Pero nuestro héroe tiene otras intenciones. ¡Pimba! Una patada que se lleva por delante a cuatro hombres. ¡Pachunk! Un puñetazo a la sien y una cabeza que sale volando. ¡Strundkslkj! Un escupitajo que se mete en los ojos de un arquero y las flechas matan a seis de sus compañeros. ¡Blop! Alguien sentado en un retrete tres pisos más arriba, ajeno a la batalla, un mero alivio cómico.

Nuestro héroe despacha a todos los malos en cuestión de segundos. Y ahora es él quien acorrala al sucinto* Otto von Bon.

*sucinto: que está expresado de manera breve, concisa y precisa. El autor nos hace saber con ese adjetivo que Otto von Bon es una persona de corta estatura. Para nada ha puesto esa palabra porque le ha venido a la mente de forma espontánea y al buscarla en el diccionario ha comprobado que podía usarla a modo de descripción, no. La mera duda ofende sobremanera al autor, gran persona él, por cierto. 

-No me mates -suplica-. Puedo darte lo que quieras. Pídeme lo que quieras. 

-Quiero tu vida.

-Así que quieres vivir como yo, ¿eh, bribón? ¿Vivir a cuerpo de rey, literalmente? Hecho. Es más: seamos reyes juntos. Haré poner un trono a la vera del otro. Haremos, perdón -se corrige el rey-. Tú y yo juntos seremos invencibles, baby. 

-No. Quiero tu vida, pero no la quiero para mí. Sólo quiero abrir un pequeño agujero en tu cuello y pedirle a tu vida que salga un momento a jugar.

¡Ras! Con las manos desnudas nuestro héroe desgarra la garganta del rey. Venga, más sangre, alegría. Cómo se nota que él no tiene que limpiar. Pobre señora de la limpieza, que entra en el salón del trono diez minutos después y se encuentra a nuestro héroe de cuclillas, intentando recoger uno a uno los casi mil pedazos en los que ha estallado su espada.

-Anda -dice-, ya lo hago yo.

Y él se sienta en el trono mientras ella los barre todos hacia el recogedor. Se fuma un cigarro. 

-¿Y todo esto a santo de qué? -pregunta la mujer de la limpieza-. Tanta muerte, tanta destrucción. Qué pena más grande, macho. 

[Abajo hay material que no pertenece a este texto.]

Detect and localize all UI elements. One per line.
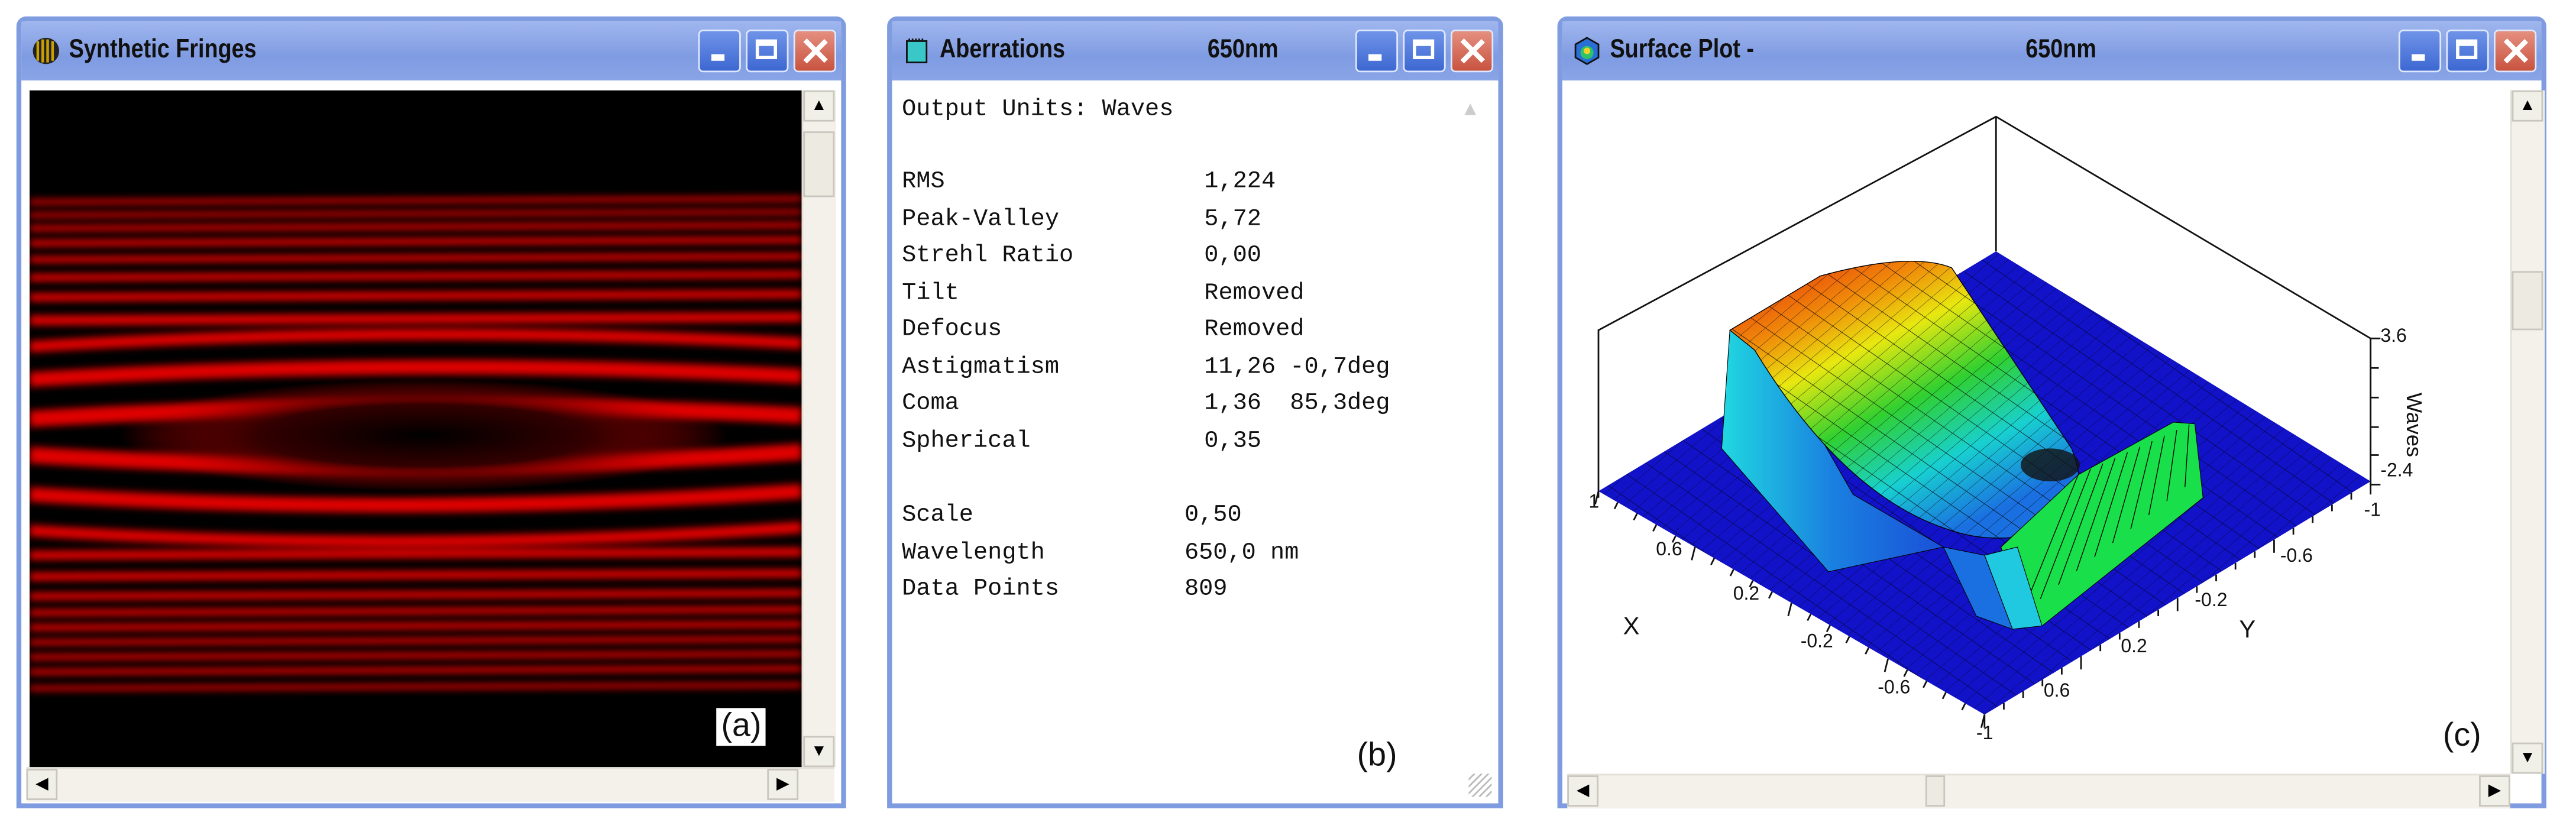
aberration-value: 650,0 nm xyxy=(1184,539,1299,567)
x-tick-label: 1 xyxy=(1588,493,1600,513)
aberration-label: Strehl Ratio xyxy=(902,243,1074,270)
aberration-label: Astigmatism xyxy=(902,354,1060,381)
scroll-right-button[interactable]: ▶ xyxy=(767,769,799,800)
aberration-label: Peak-Valley xyxy=(902,206,1060,233)
z-axis-label: Waves xyxy=(2402,392,2427,457)
fringe-image xyxy=(30,90,802,768)
z-axis xyxy=(2370,337,2381,486)
x-axis-label: X xyxy=(1623,613,1640,641)
fringe-band xyxy=(30,547,802,560)
scroll-thumb[interactable] xyxy=(1925,775,1946,807)
aberration-label: Coma xyxy=(902,391,959,418)
scroll-thumb[interactable] xyxy=(2512,271,2543,331)
close-button[interactable] xyxy=(1450,30,1494,73)
aberration-label: Defocus xyxy=(902,317,1002,344)
resize-grip[interactable] xyxy=(1468,773,1492,797)
minimize-button[interactable] xyxy=(1355,30,1399,73)
scroll-up-button[interactable]: ▲ xyxy=(1455,97,1485,130)
horizontal-scrollbar[interactable]: ◀ ▶ xyxy=(1567,773,2510,808)
minimize-button[interactable] xyxy=(698,30,741,73)
title-bar[interactable]: Aberrations 650nm xyxy=(892,21,1499,81)
fringe-band xyxy=(30,209,802,218)
fringe-band xyxy=(30,253,802,263)
z-tick-label: 3.6 xyxy=(2380,326,2407,347)
aberrations-window: Aberrations 650nm Output Units: Waves RM… xyxy=(887,16,1503,808)
notepad-icon xyxy=(906,38,928,63)
fringe-band xyxy=(30,621,802,631)
title-bar[interactable]: Synthetic Fringes xyxy=(21,21,842,81)
synthetic-fringes-window: Synthetic Fringes (a) ▲ ▼ ◀ ▶ xyxy=(16,16,846,808)
aberration-value: 1,224 xyxy=(1204,169,1276,196)
central-dark-fringe xyxy=(119,379,728,491)
surface-plot-window: Surface Plot - 650nm 3.6 -2.4 Waves 1 0.… xyxy=(1557,16,2546,808)
fringe-band xyxy=(30,237,802,247)
x-tick-label: 0.2 xyxy=(1733,584,1760,605)
x-tick-label: -0.2 xyxy=(1800,632,1833,652)
surface-plot xyxy=(1594,115,2381,728)
aberrations-report: Output Units: Waves RMS 1,224 Peak-Valley 5… xyxy=(892,84,1467,791)
aberration-value: 0,50 xyxy=(1184,503,1242,529)
fringe-band xyxy=(30,636,802,646)
y-tick-label: 0.6 xyxy=(2043,681,2070,702)
fringe-icon xyxy=(33,37,60,64)
x-tick-label: 0.6 xyxy=(1656,540,1682,561)
window-title: Synthetic Fringes xyxy=(69,36,257,64)
vertical-scrollbar[interactable]: ▲ ▼ xyxy=(801,90,837,768)
horizontal-scrollbar[interactable]: ◀ ▶ xyxy=(26,767,835,802)
panel-label: (c) xyxy=(2442,717,2481,755)
y-tick-label: -0.2 xyxy=(2195,591,2228,611)
fringe-band xyxy=(30,589,802,600)
panel-label: (a) xyxy=(716,708,766,746)
x-tick-label: -0.6 xyxy=(1878,678,1911,698)
scroll-down-button[interactable]: ▼ xyxy=(2512,742,2543,774)
fringe-band xyxy=(30,569,802,581)
fringe-band xyxy=(30,270,802,281)
scroll-left-button[interactable]: ◀ xyxy=(26,769,58,800)
y-tick-label: -1 xyxy=(2364,501,2381,521)
fringe-band xyxy=(30,665,802,675)
aberration-value: Removed xyxy=(1204,280,1305,307)
fringe-band xyxy=(30,606,802,616)
panel-label: (b) xyxy=(1357,737,1397,774)
maximize-button[interactable] xyxy=(1403,30,1446,73)
aberration-value: 11,26 -0,7deg xyxy=(1204,354,1390,381)
z-tick-label: -2.4 xyxy=(2380,461,2413,481)
aberration-value: 809 xyxy=(1184,577,1228,603)
aberration-value: 5,72 xyxy=(1204,206,1261,233)
vertical-scrollbar[interactable]: ▲ ▼ xyxy=(2510,90,2545,774)
scroll-right-button[interactable]: ▶ xyxy=(2479,775,2510,807)
fringe-band xyxy=(30,196,802,205)
y-tick-label: -0.6 xyxy=(2280,547,2313,567)
aberration-label: Wavelength xyxy=(902,539,1045,567)
window-wavelength: 650nm xyxy=(1207,36,1279,64)
aberration-value: 1,36 85,3deg xyxy=(1204,391,1390,418)
scroll-thumb[interactable] xyxy=(803,131,835,198)
scroll-up-button[interactable]: ▲ xyxy=(2512,90,2543,122)
output-units: Output Units: Waves xyxy=(902,96,1174,124)
aberration-value: Removed xyxy=(1204,317,1305,344)
fringe-band xyxy=(30,222,802,232)
fringe-band xyxy=(30,650,802,661)
y-tick-label: 0.2 xyxy=(2121,637,2147,658)
aberration-label: Tilt xyxy=(902,280,959,307)
aberration-label: Spherical xyxy=(902,428,1031,455)
x-tick-label: -1 xyxy=(1976,724,1994,745)
scroll-left-button[interactable]: ◀ xyxy=(1567,775,1598,807)
scroll-down-button[interactable]: ▼ xyxy=(803,736,835,768)
scroll-up-button[interactable]: ▲ xyxy=(803,90,835,122)
window-title: Aberrations xyxy=(940,36,1066,64)
aberration-label: RMS xyxy=(902,169,945,196)
close-button[interactable] xyxy=(793,30,837,73)
aberration-label: Scale xyxy=(902,503,974,529)
fringe-band xyxy=(30,290,802,302)
aberration-value: 0,35 xyxy=(1204,428,1261,455)
fringe-band xyxy=(30,312,802,326)
maximize-button[interactable] xyxy=(746,30,789,73)
aberration-value: 0,00 xyxy=(1204,243,1261,270)
aberration-label: Data Points xyxy=(902,577,1060,603)
fringe-band xyxy=(30,682,802,691)
y-axis-label: Y xyxy=(2239,616,2256,644)
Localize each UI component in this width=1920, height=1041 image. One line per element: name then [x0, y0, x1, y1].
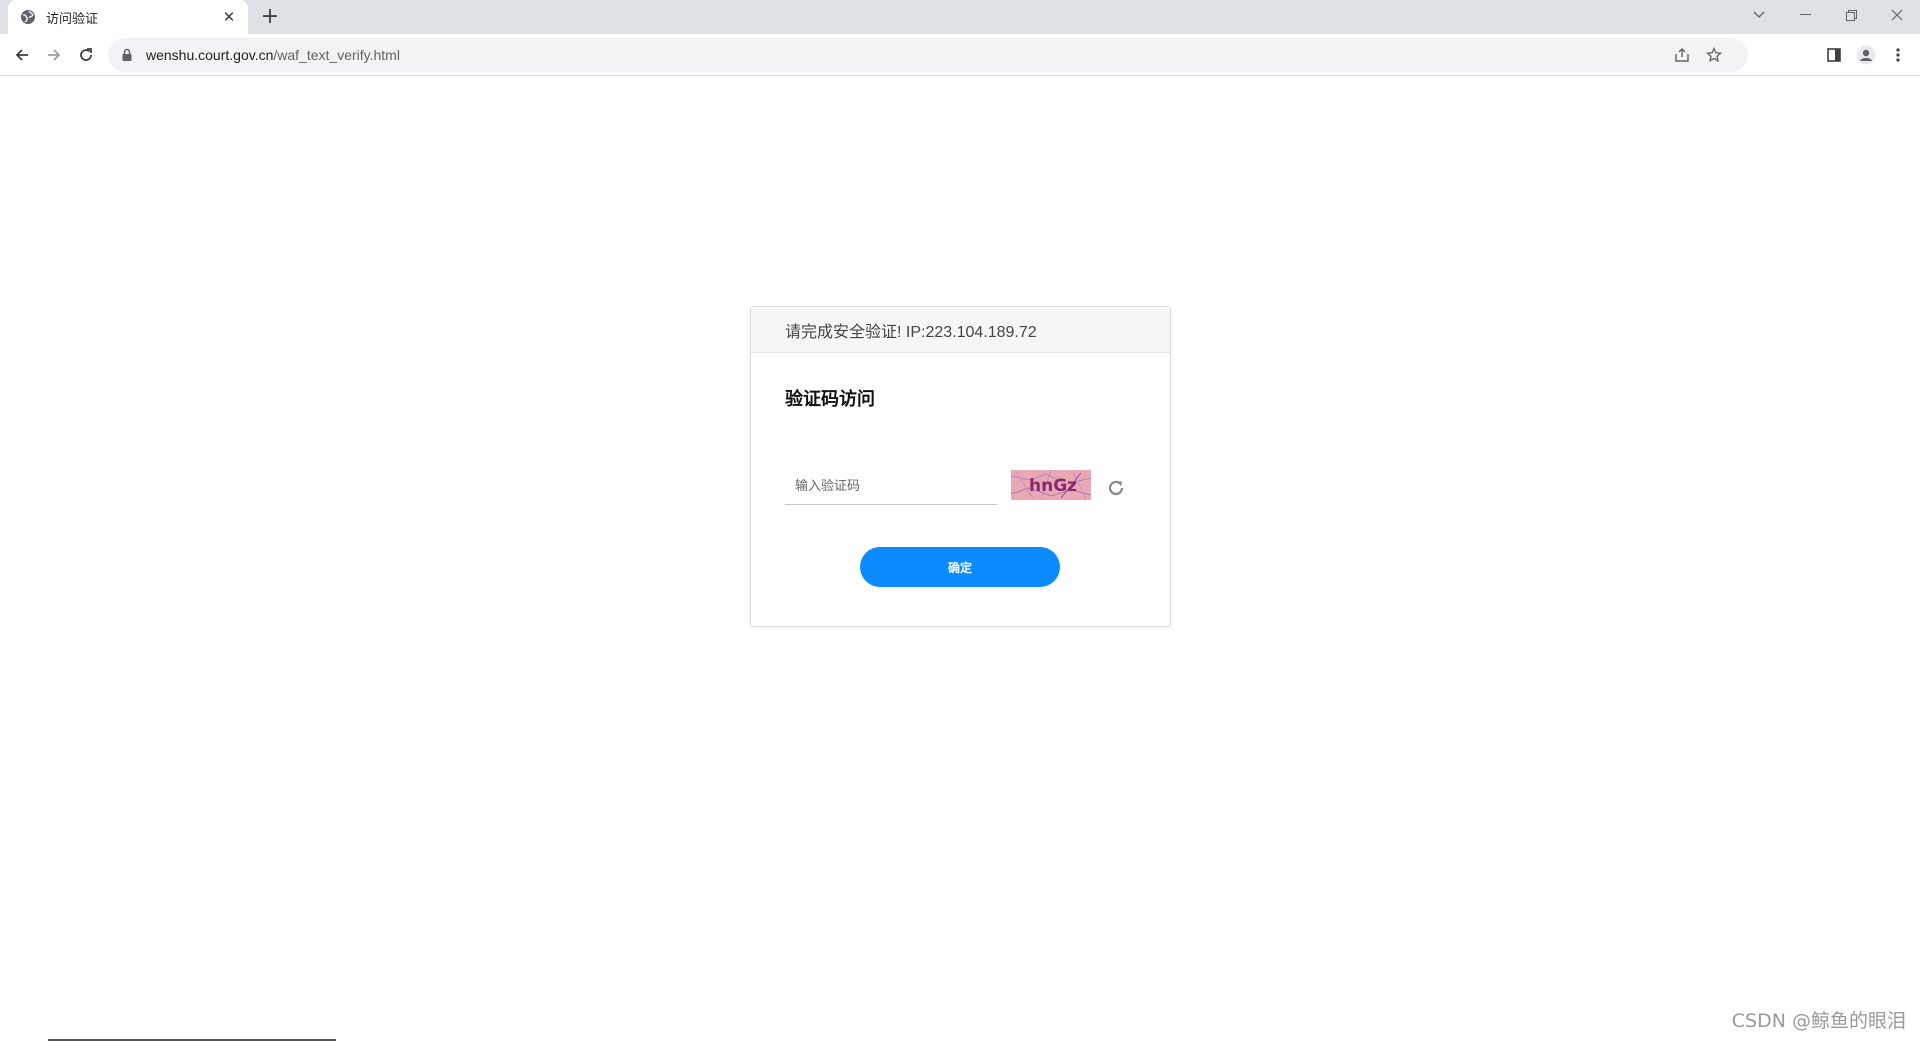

Y nuestro héroe, a la sazón nuevo rey, expulsa el humo y se pierde en los recuerdos pasados. Recuerdos de hace veinte minutos, y dice:

-Que sirva esto de lección. Que todos estos cadáveres sirvan de aviso para quien ose decir que yo soy un parguela. 

Y la señora de la limpieza deja de barrer durante un segundo y se apoya en la escoba para decir: 

-Pero lo eres, señor. De los Parguela de toda la vida. 

Y nuestro héroe se da una palmada en la frente y exclama: 

-¡Tate! Qué cabeza la mía, había olvidado mi apellido. Qué se le va a hacer. 

Mira a cámara y se encoge de hombros Freeze frame. Risas enlatadas. Títulos de crédito. The end.